I recall Mia Freedman writing about her boys, and at every stage of their lives she felt like she was losing a big love as they grew into the next version of themselves. I nearly met her last year when a recruiter offered me a role that would inevitably mean I would have needed to step into her shoes as she stepped back from her other precious baby, Mamamia. As much as I thought it would be too much, so did she and I didn’t score the interview, someone with tenured magazine experience rightly did. But I would have liked to meet her, I think we would either instantly hated each other seeing the flaws we detest in ourselves clearly in the other, or be drawn together in empathy for being more emotional about this life than the Sydney delusionists like to deal with.
My boys are now young men, more than a head taller than me and my husband at 14 and 16. This site was a dedication to them, a log of their childhood and our family’s misadventures. It is hard to believe this adventure that, at times, felt like it was dragging on forever, is nearing its end. I can now see myself saying goodbye to them at an airport more clearly than I can remember the long nights feeding and reading novels on my phone from 3-5am.
Like my older neighbour Jackie said to me “Don’t wish the time away, it goes by in a heartbeat.” And like parents before and after me I never quite understood, until now when it has nearly passed, and indeed in what feels like a blurred flash.
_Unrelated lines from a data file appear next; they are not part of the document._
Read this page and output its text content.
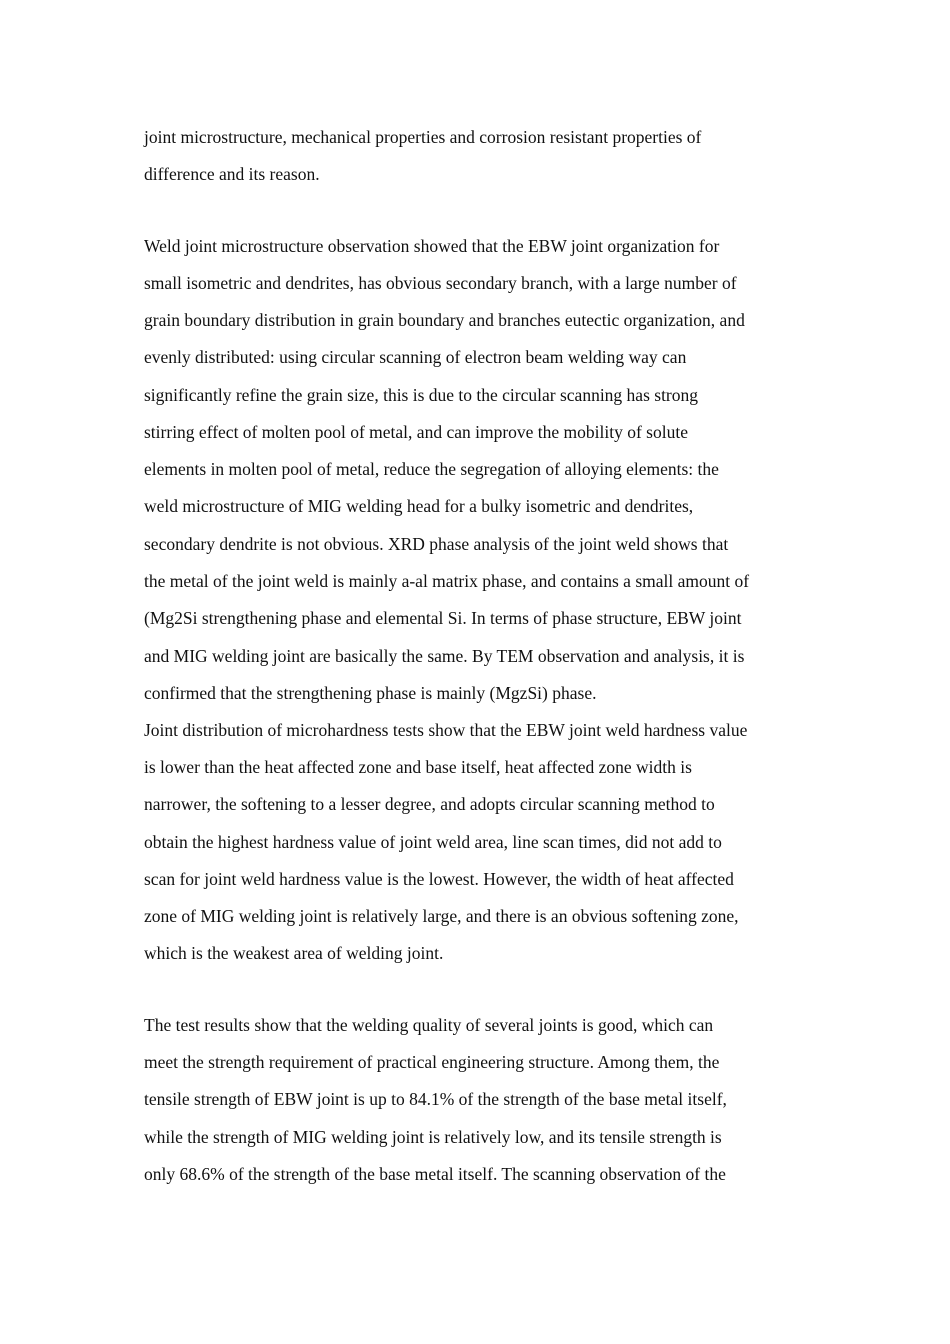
joint microstructure, mechanical properties and corrosion resistant properties of
difference and its reason.
Weld joint microstructure observation showed that the EBW joint organization for
small isometric and dendrites, has obvious secondary branch, with a large number of
grain boundary distribution in grain boundary and branches eutectic organization, and
evenly distributed: using circular scanning of electron beam welding way can
significantly refine the grain size, this is due to the circular scanning has strong
stirring effect of molten pool of metal, and can improve the mobility of solute
elements in molten pool of metal, reduce the segregation of alloying elements: the
weld microstructure of MIG welding head for a bulky isometric and dendrites,
secondary dendrite is not obvious. XRD phase analysis of the joint weld shows that
the metal of the joint weld is mainly a-al matrix phase, and contains a small amount of
(Mg2Si strengthening phase and elemental Si. In terms of phase structure, EBW joint
and MIG welding joint are basically the same. By TEM observation and analysis, it is
confirmed that the strengthening phase is mainly (MgzSi) phase.
Joint distribution of microhardness tests show that the EBW joint weld hardness value
is lower than the heat affected zone and base itself, heat affected zone width is
narrower, the softening to a lesser degree, and adopts circular scanning method to
obtain the highest hardness value of joint weld area, line scan times, did not add to
scan for joint weld hardness value is the lowest. However, the width of heat affected
zone of MIG welding joint is relatively large, and there is an obvious softening zone,
which is the weakest area of welding joint.
The test results show that the welding quality of several joints is good, which can
meet the strength requirement of practical engineering structure. Among them, the
tensile strength of EBW joint is up to 84.1% of the strength of the base metal itself,
while the strength of MIG welding joint is relatively low, and its tensile strength is
only 68.6% of the strength of the base metal itself. The scanning observation of the
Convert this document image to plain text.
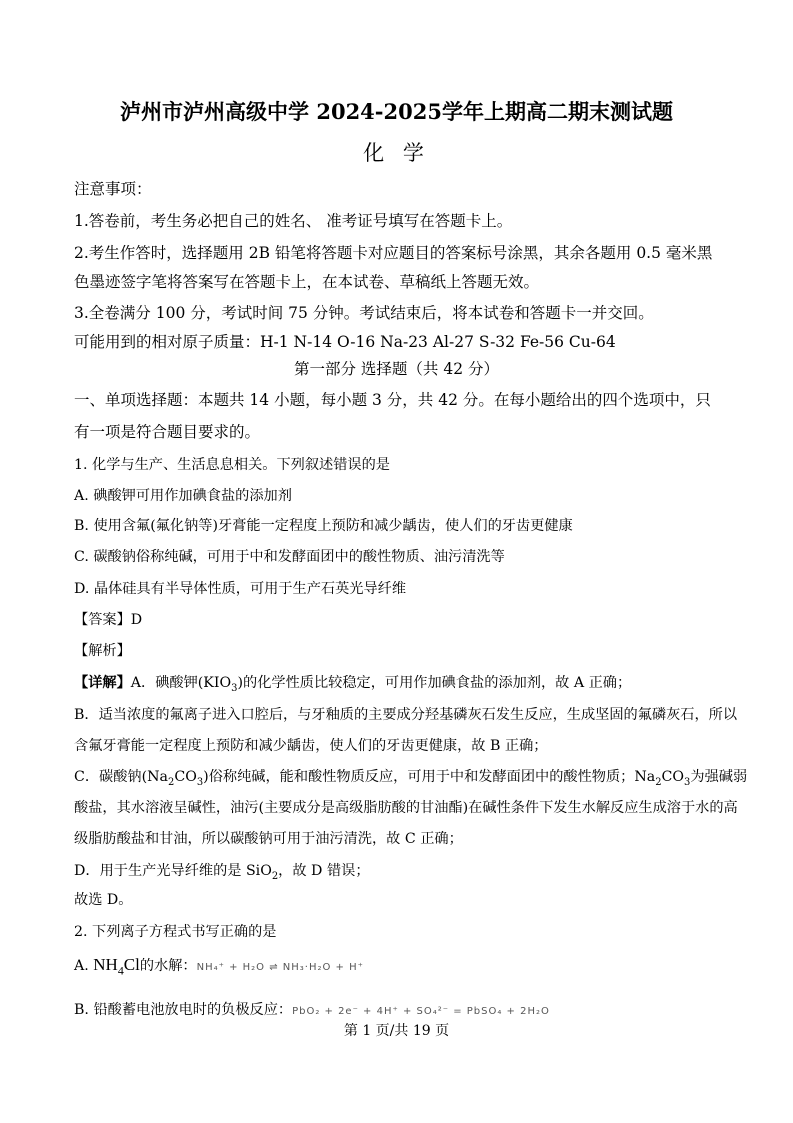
泸州市泸州高级中学 2024-2025学年上期高二期末测试题
化 学
注意事项：
1.答卷前，考生务必把自己的姓名、 准考证号填写在答题卡上。
2.考生作答时，选择题用 2B 铅笔将答题卡对应题目的答案标号涂黑，其余各题用 0.5 毫米黑
色墨迹签字笔将答案写在答题卡上，在本试卷、草稿纸上答题无效。
3.全卷满分 100 分，考试时间 75 分钟。考试结束后，将本试卷和答题卡一并交回。
可能用到的相对原子质量：H-1 N-14 O-16 Na-23 Al-27 S-32 Fe-56 Cu-64
第一部分 选择题（共 42 分）
一、单项选择题：本题共 14 小题，每小题 3 分，共 42 分。在每小题给出的四个选项中，只
有一项是符合题目要求的。
1. 化学与生产、生活息息相关。下列叙述错误的是
A. 碘酸钾可用作加碘食盐的添加剂
B. 使用含氟(氟化钠等)牙膏能一定程度上预防和减少龋齿，使人们的牙齿更健康
C. 碳酸钠俗称纯碱，可用于中和发酵面团中的酸性物质、油污清洗等
D. 晶体硅具有半导体性质，可用于生产石英光导纤维
【答案】D
【解析】
【详解】A．碘酸钾$(KIO_3)$的化学性质比较稳定，可用作加碘食盐的添加剂，故 A 正确；
B．适当浓度的氟离子进入口腔后，与牙釉质的主要成分羟基磷灰石发生反应，生成坚固的氟磷灰石，所以
含氟牙膏能一定程度上预防和减少龋齿，使人们的牙齿更健康，故 B 正确；
C．碳酸钠$(Na_2CO_3)$俗称纯碱，能和酸性物质反应，可用于中和发酵面团中的酸性物质；$Na_2CO_3$为强碱弱
酸盐，其水溶液呈碱性，油污(主要成分是高级脂肪酸的甘油酯)在碱性条件下发生水解反应生成溶于水的高
级脂肪酸盐和甘油，所以碳酸钠可用于油污清洗，故 C 正确；
D．用于生产光导纤维的是 SiO$_2$，故 D 错误；
故选 D。
2. 下列离子方程式书写正确的是
A. $NH_4Cl$的水解：NH₄⁺ + H₂O ⇌ NH₃·H₂O + H⁺
B. 铅酸蓄电池放电时的负极反应：PbO₂ + 2e⁻ + 4H⁺ + SO₄²⁻ = PbSO₄ + 2H₂O
第 1 页/共 19 页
I am still working as hard as ever and I am feeling the regret already, if only I had spent more time with them, if only, if only, if only. All is not lost though, not yet. My 16 year old is becoming this deep, calm and interesting human that is suddenly interested in novels, not just sport! So we are discussing literary greats and novelists that I love. I have dusted off my library searching through the bookcase for old penguin classics I have scattered amongst modern favourites like Khaled Hosseini, Margaret Atwood and Liane Moriarty.
My youngest is going through the “my parents suck” phase so he’s not as vocal, but I can still sneak in big hug while he watches his phone over my shoulder, or a kiss goodnight as he moves his playstation headphones off one ear. He is also playing guitar and I sometimes hear my favourite foo fighters riffs resonating through his often closed door. He is learning ‘Come Alive” I hear because of me.
One thing (I think) I am proud of is both are still very honest with us, so honest I sometimes squirm! I am hearing about all their exploits and new “interests” if you know what I mean. Our dinners out have become hilarious and known for Mum asking questions she shouldn’t and finding out more than what she bargained for. It often ends in hushed voices and everyone laughing either from embarrassment or bewilderment, but these nights are so precious right now and the best fun.
It is a new phase and they are definitely feeling a lot less like my boys, but while I miss their innocence and naivety, I can’t help but watch on with wonder as they form into adults, with their own opinions and ways that are wholly separate from Mum and Dad. I know there will be another phase soon and this one will be gone as quickly as the last. Luckily I can bottle some of this pure joy here, so I don’t forget who they were and are becoming.
As is the case with every parent, we’ve not been perfect, but all I can hope for is that we’ve done enough to set them up for a long life of learning and love.